Almost four in ten enterprises will expect to stop providing devices to workers by 2016, according to research firm Gartner.

Almost four in ten enterprises expect to stop providing devices to workers by 2016, according to research firm Gartner.

Following a global survey of chief information officers (CIOs) the research firm found that 38 per cent of companies expect to stop providing devices to employees over the next three years, as bring your own device (BYOD) programmes continue to become commonplace.

“BYOD strategies are the most radical change to the economics and the culture of client computing in business in decades,” said David Willis, vice president and distinguished analyst at Gartner. “The benefits of BYOD include creating new mobile workforce opportunities, increasing employee satisfaction, and reducing or avoiding costs.

He added that the business case for BYOD still needs to be better evaluated and argued that most leaders do not understand the benefits.

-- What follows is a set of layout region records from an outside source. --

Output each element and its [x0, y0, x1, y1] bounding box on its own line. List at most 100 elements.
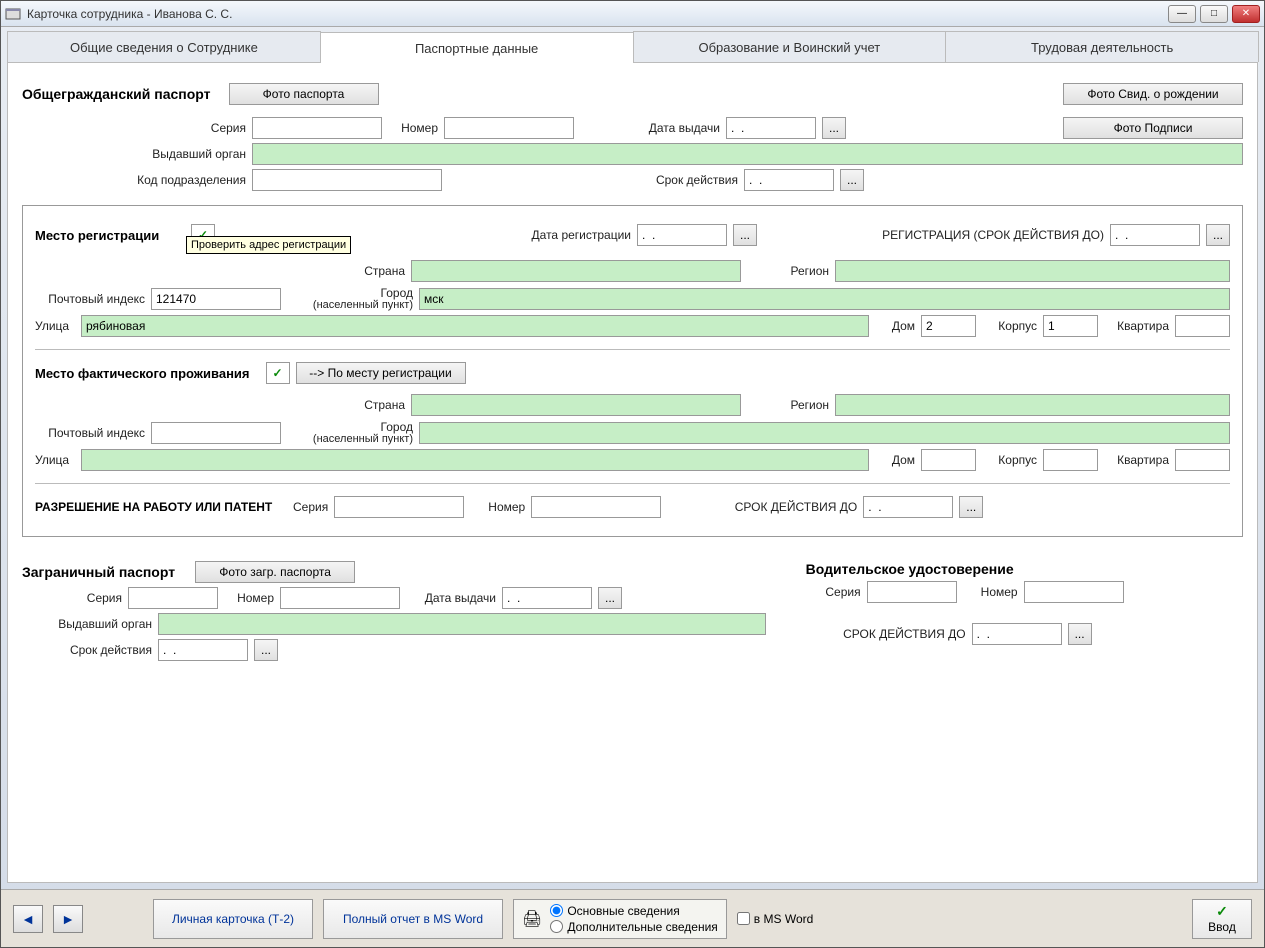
issue-date-input[interactable]	[726, 117, 816, 139]
res-flat-label: Квартира	[1104, 453, 1169, 467]
series-label: Серия	[22, 121, 246, 135]
driver-validity-picker-button[interactable]: ...	[1068, 623, 1092, 645]
res-region-input[interactable]	[835, 394, 1230, 416]
registration-heading: Место регистрации	[35, 228, 185, 243]
foreign-issuer-input[interactable]	[158, 613, 766, 635]
foreign-issue-date-label: Дата выдачи	[406, 591, 496, 605]
footer: ◄ ► Личная карточка (Т-2) Полный отчет в…	[1, 889, 1264, 947]
foreign-series-label: Серия	[22, 591, 122, 605]
res-building-input[interactable]	[1043, 449, 1098, 471]
house-input[interactable]	[921, 315, 976, 337]
msword-checkbox[interactable]: в MS Word	[737, 912, 814, 926]
tab-bar: Общие сведения о Сотруднике Паспортные д…	[7, 31, 1258, 63]
region-input[interactable]	[835, 260, 1230, 282]
printer-icon[interactable]: 🖨	[522, 909, 542, 929]
next-button[interactable]: ►	[53, 905, 83, 933]
number-input[interactable]	[444, 117, 574, 139]
personal-card-button[interactable]: Личная карточка (Т-2)	[153, 899, 313, 939]
birth-cert-photo-button[interactable]: Фото Свид. о рождении	[1063, 83, 1243, 105]
maximize-button[interactable]: □	[1200, 5, 1228, 23]
window: Карточка сотрудника - Иванова С. С. — □ …	[0, 0, 1265, 948]
check-icon: ✓	[1216, 903, 1228, 920]
permit-number-input[interactable]	[531, 496, 661, 518]
tab-passport[interactable]: Паспортные данные	[320, 32, 634, 63]
permit-validity-input[interactable]	[863, 496, 953, 518]
res-postal-label: Почтовый индекс	[35, 426, 145, 440]
street-input[interactable]	[81, 315, 869, 337]
res-city-input[interactable]	[419, 422, 1230, 444]
minimize-button[interactable]: —	[1168, 5, 1196, 23]
house-label: Дом	[875, 319, 915, 333]
driver-validity-input[interactable]	[972, 623, 1062, 645]
city-input[interactable]	[419, 288, 1230, 310]
res-city-sublabel: (населенный пункт)	[287, 434, 413, 445]
content-area: Общегражданский паспорт Фото паспорта Фо…	[7, 63, 1258, 883]
issue-date-picker-button[interactable]: ...	[822, 117, 846, 139]
foreign-issue-date-picker-button[interactable]: ...	[598, 587, 622, 609]
validity-input[interactable]	[744, 169, 834, 191]
country-input[interactable]	[411, 260, 741, 282]
series-input[interactable]	[252, 117, 382, 139]
tab-general[interactable]: Общие сведения о Сотруднике	[7, 31, 321, 62]
flat-label: Квартира	[1104, 319, 1169, 333]
validity-picker-button[interactable]: ...	[840, 169, 864, 191]
res-city-label: Город	[287, 420, 413, 434]
enter-button[interactable]: ✓ Ввод	[1192, 899, 1252, 939]
postal-label: Почтовый индекс	[35, 292, 145, 306]
reg-date-picker-button[interactable]: ...	[733, 224, 757, 246]
issuer-input[interactable]	[252, 143, 1243, 165]
building-input[interactable]	[1043, 315, 1098, 337]
foreign-series-input[interactable]	[128, 587, 218, 609]
radio-main[interactable]: Основные сведения	[550, 904, 717, 918]
permit-series-input[interactable]	[334, 496, 464, 518]
res-house-input[interactable]	[921, 449, 976, 471]
reg-validity-picker-button[interactable]: ...	[1206, 224, 1230, 246]
res-region-label: Регион	[747, 398, 829, 412]
foreign-issue-date-input[interactable]	[502, 587, 592, 609]
foreign-number-label: Номер	[224, 591, 274, 605]
driver-number-input[interactable]	[1024, 581, 1124, 603]
permit-validity-label: СРОК ДЕЙСТВИЯ ДО	[667, 500, 857, 514]
driver-series-input[interactable]	[867, 581, 957, 603]
signature-photo-button[interactable]: Фото Подписи	[1063, 117, 1243, 139]
verify-residence-button[interactable]: ✓	[266, 362, 290, 384]
number-label: Номер	[388, 121, 438, 135]
foreign-number-input[interactable]	[280, 587, 400, 609]
res-street-input[interactable]	[81, 449, 869, 471]
foreign-photo-button[interactable]: Фото загр. паспорта	[195, 561, 355, 583]
res-postal-input[interactable]	[151, 422, 281, 444]
print-group: 🖨 Основные сведения Дополнительные сведе…	[513, 899, 727, 939]
res-house-label: Дом	[875, 453, 915, 467]
city-sublabel: (населенный пункт)	[287, 300, 413, 311]
close-button[interactable]: ✕	[1232, 5, 1260, 23]
permit-validity-picker-button[interactable]: ...	[959, 496, 983, 518]
dept-code-label: Код подразделения	[22, 173, 246, 187]
res-country-input[interactable]	[411, 394, 741, 416]
validity-label: Срок действия	[448, 173, 738, 187]
permit-number-label: Номер	[470, 500, 525, 514]
tab-work[interactable]: Трудовая деятельность	[945, 31, 1259, 62]
full-report-button[interactable]: Полный отчет в MS Word	[323, 899, 503, 939]
res-building-label: Корпус	[982, 453, 1037, 467]
reg-date-input[interactable]	[637, 224, 727, 246]
res-street-label: Улица	[35, 453, 75, 467]
dept-code-input[interactable]	[252, 169, 442, 191]
postal-input[interactable]	[151, 288, 281, 310]
res-flat-input[interactable]	[1175, 449, 1230, 471]
app-icon	[5, 6, 21, 22]
reg-validity-input[interactable]	[1110, 224, 1200, 246]
flat-input[interactable]	[1175, 315, 1230, 337]
foreign-issuer-label: Выдавший орган	[22, 617, 152, 631]
radio-extra[interactable]: Дополнительные сведения	[550, 920, 717, 934]
prev-button[interactable]: ◄	[13, 905, 43, 933]
passport-photo-button[interactable]: Фото паспорта	[229, 83, 379, 105]
passport-heading: Общегражданский паспорт	[22, 86, 211, 102]
foreign-validity-input[interactable]	[158, 639, 248, 661]
res-country-label: Страна	[35, 398, 405, 412]
permit-heading: РАЗРЕШЕНИЕ НА РАБОТУ ИЛИ ПАТЕНТ	[35, 500, 272, 514]
tab-education[interactable]: Образование и Воинский учет	[633, 31, 947, 62]
foreign-validity-picker-button[interactable]: ...	[254, 639, 278, 661]
verify-address-tooltip: Проверить адрес регистрации	[186, 236, 351, 254]
driver-heading: Водительское удостоверение	[806, 561, 1014, 577]
copy-registration-button[interactable]: --> По месту регистрации	[296, 362, 466, 384]
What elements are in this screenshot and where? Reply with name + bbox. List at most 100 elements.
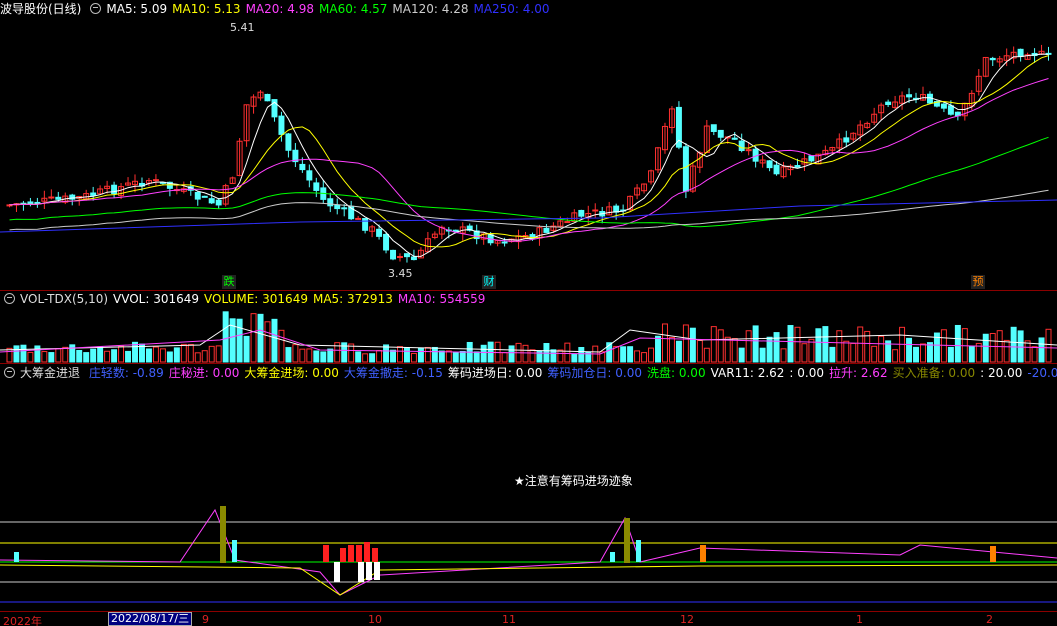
volume-bar (794, 326, 801, 363)
volume-bar (571, 353, 578, 363)
candle-body (390, 249, 397, 260)
volume-bar (41, 351, 48, 363)
indicator-bar (990, 546, 996, 562)
volume-bar (90, 348, 97, 363)
volume-bar (717, 329, 724, 363)
candle-body (808, 155, 815, 162)
indicator-bar (358, 562, 364, 582)
candle-body (843, 137, 850, 143)
ma120-line (9, 189, 1049, 231)
indicator-bar (334, 562, 340, 582)
volume-bar (724, 336, 731, 363)
event-tag-drop[interactable]: 跌 (222, 275, 236, 289)
volume-bar (118, 345, 125, 363)
axis-year: 2022年 (3, 615, 42, 626)
indicator-line (0, 564, 1057, 596)
volume-bar (299, 348, 306, 363)
volume-bar (529, 349, 536, 363)
volume-bar (940, 329, 947, 363)
candle-body (201, 195, 208, 198)
volume-bar (850, 342, 857, 363)
high-price-label: 5.41 (230, 21, 255, 34)
volume-bar (215, 345, 222, 363)
candle-body (383, 233, 390, 251)
volume-bar (878, 335, 885, 363)
candle-body (1017, 48, 1024, 57)
volume-bar (445, 350, 452, 363)
volume-bar (557, 349, 564, 363)
event-tag-forecast[interactable]: 预 (971, 275, 985, 289)
volume-bar (187, 343, 194, 363)
volume-bar (780, 348, 787, 363)
volume-bar (620, 346, 627, 363)
stock-chart-window[interactable]: 波导股份(日线) MA5: 5.09 MA10: 5.13 MA20: 4.98 MA6… (0, 0, 1057, 626)
volume-bar (1010, 326, 1017, 363)
volume-bar (257, 313, 264, 363)
indicator-bar (636, 540, 641, 562)
candle-body (906, 94, 913, 98)
volume-bar (613, 345, 620, 363)
indicator-bar (14, 552, 19, 562)
volume-bar (947, 346, 954, 363)
chart-canvas[interactable] (0, 0, 1057, 611)
volume-bar (104, 350, 111, 363)
volume-bar (152, 346, 159, 363)
candle-body (111, 184, 118, 195)
candle-body (543, 227, 550, 233)
volume-bar (843, 340, 850, 363)
candle-body (152, 179, 159, 182)
volume-bar (1017, 330, 1024, 363)
volume-bar (222, 311, 229, 363)
axis-month: 2 (986, 613, 993, 626)
volume-bar (668, 336, 675, 363)
candle-body (208, 198, 215, 204)
candle-body (334, 204, 341, 210)
candle-body (682, 146, 689, 192)
volume-bar (236, 318, 243, 363)
volume-bar (376, 349, 383, 363)
volume-bar (397, 346, 403, 363)
candle-body (306, 170, 313, 181)
volume-bar (452, 351, 459, 363)
volume-bar (355, 351, 362, 363)
volume-bar (62, 346, 69, 363)
candle-body (564, 221, 571, 224)
indicator-bar (348, 545, 354, 562)
candle-body (745, 149, 752, 152)
indicator-bar (700, 545, 706, 562)
volume-bar (787, 325, 794, 363)
volume-bar (501, 352, 508, 363)
indicator-bar (232, 540, 237, 562)
volume-bar (564, 342, 571, 363)
volume-bar (1045, 328, 1052, 363)
volume-bar (634, 350, 641, 363)
low-price-label: 3.45 (388, 267, 413, 280)
volume-bar (1003, 339, 1010, 363)
volume-bar (822, 326, 829, 363)
event-tag-finance[interactable]: 财 (482, 275, 496, 289)
volume-bar (1024, 340, 1031, 363)
volume-bar (459, 350, 466, 363)
indicator-bar (372, 548, 378, 562)
volume-bar (69, 344, 76, 363)
volume-bar (815, 328, 822, 363)
volume-bar (27, 351, 34, 363)
volume-bar (508, 345, 515, 363)
volume-bar (125, 350, 132, 363)
volume-bar (278, 329, 285, 363)
volume-bar (773, 332, 780, 363)
volume-bar (76, 349, 83, 363)
volume-bar (801, 343, 808, 363)
candle-body (794, 165, 801, 168)
volume-bar (710, 326, 717, 363)
volume-bar (759, 347, 766, 363)
candle-body (341, 207, 348, 210)
candle-body (55, 196, 62, 200)
volume-bar (836, 330, 843, 363)
indicator-bar (220, 506, 226, 563)
axis-month: 10 (368, 613, 382, 626)
volume-bar (132, 341, 138, 363)
candle-body (355, 217, 362, 220)
volume-bar (243, 335, 250, 363)
volume-bar (424, 346, 431, 363)
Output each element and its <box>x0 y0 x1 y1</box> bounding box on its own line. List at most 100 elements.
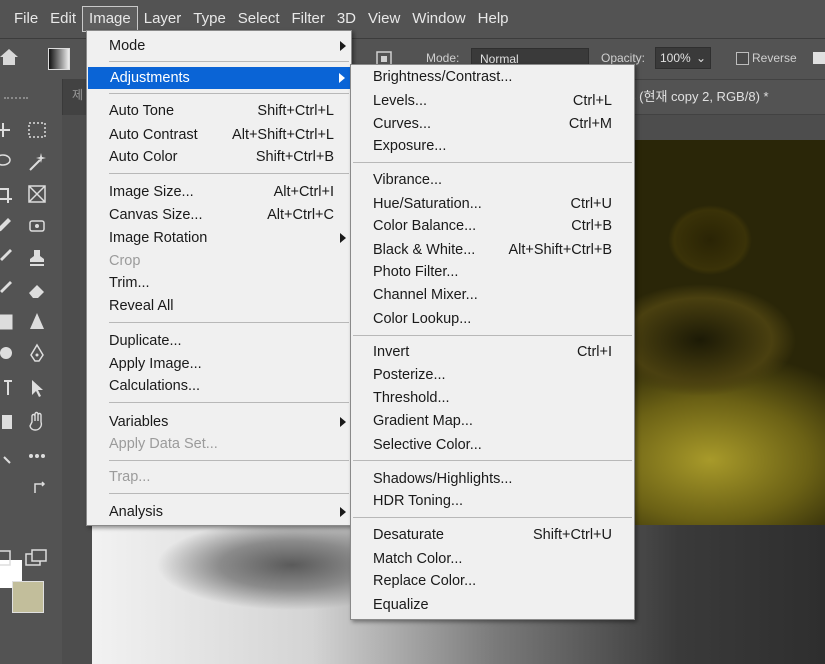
menu-separator <box>353 460 632 461</box>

“If you are offering BYOD, take advantage of the opportunity to show the rest of the organisation the benefits it will bring to them and to the business,” counselled Willis.

According to Gartner, roughly half of BYOD programs provide a partial reimbursement, and full reimbursement for all costs will become rare. The research firm believes that due to mass market smartphone adoption with the steady declines in operator fees, employers will gradually reduce their subsidies and as the number of workers using mobile devices expands, the number of employees who receive no subsidy at all will rise.

“The enterprise should subsidise only the service plan on a smartphone,” said Willis. “What happens if you buy a device for an employee and they leave the job a month later? How are you going to settle up? Better to keep it simple. The employee owns the device, and the company helps to cover usage costs.”

Gartner also found that while BYOD is occurring in companies and governments of all sizes, it is most prevalent in midsize and large organizations ($500m to $5bn in revenue, with 2,500 to 5,000 employees). Adoption varies widely across the globe. Companies in the United States are twice as likely to allow BYOD as those in Europe.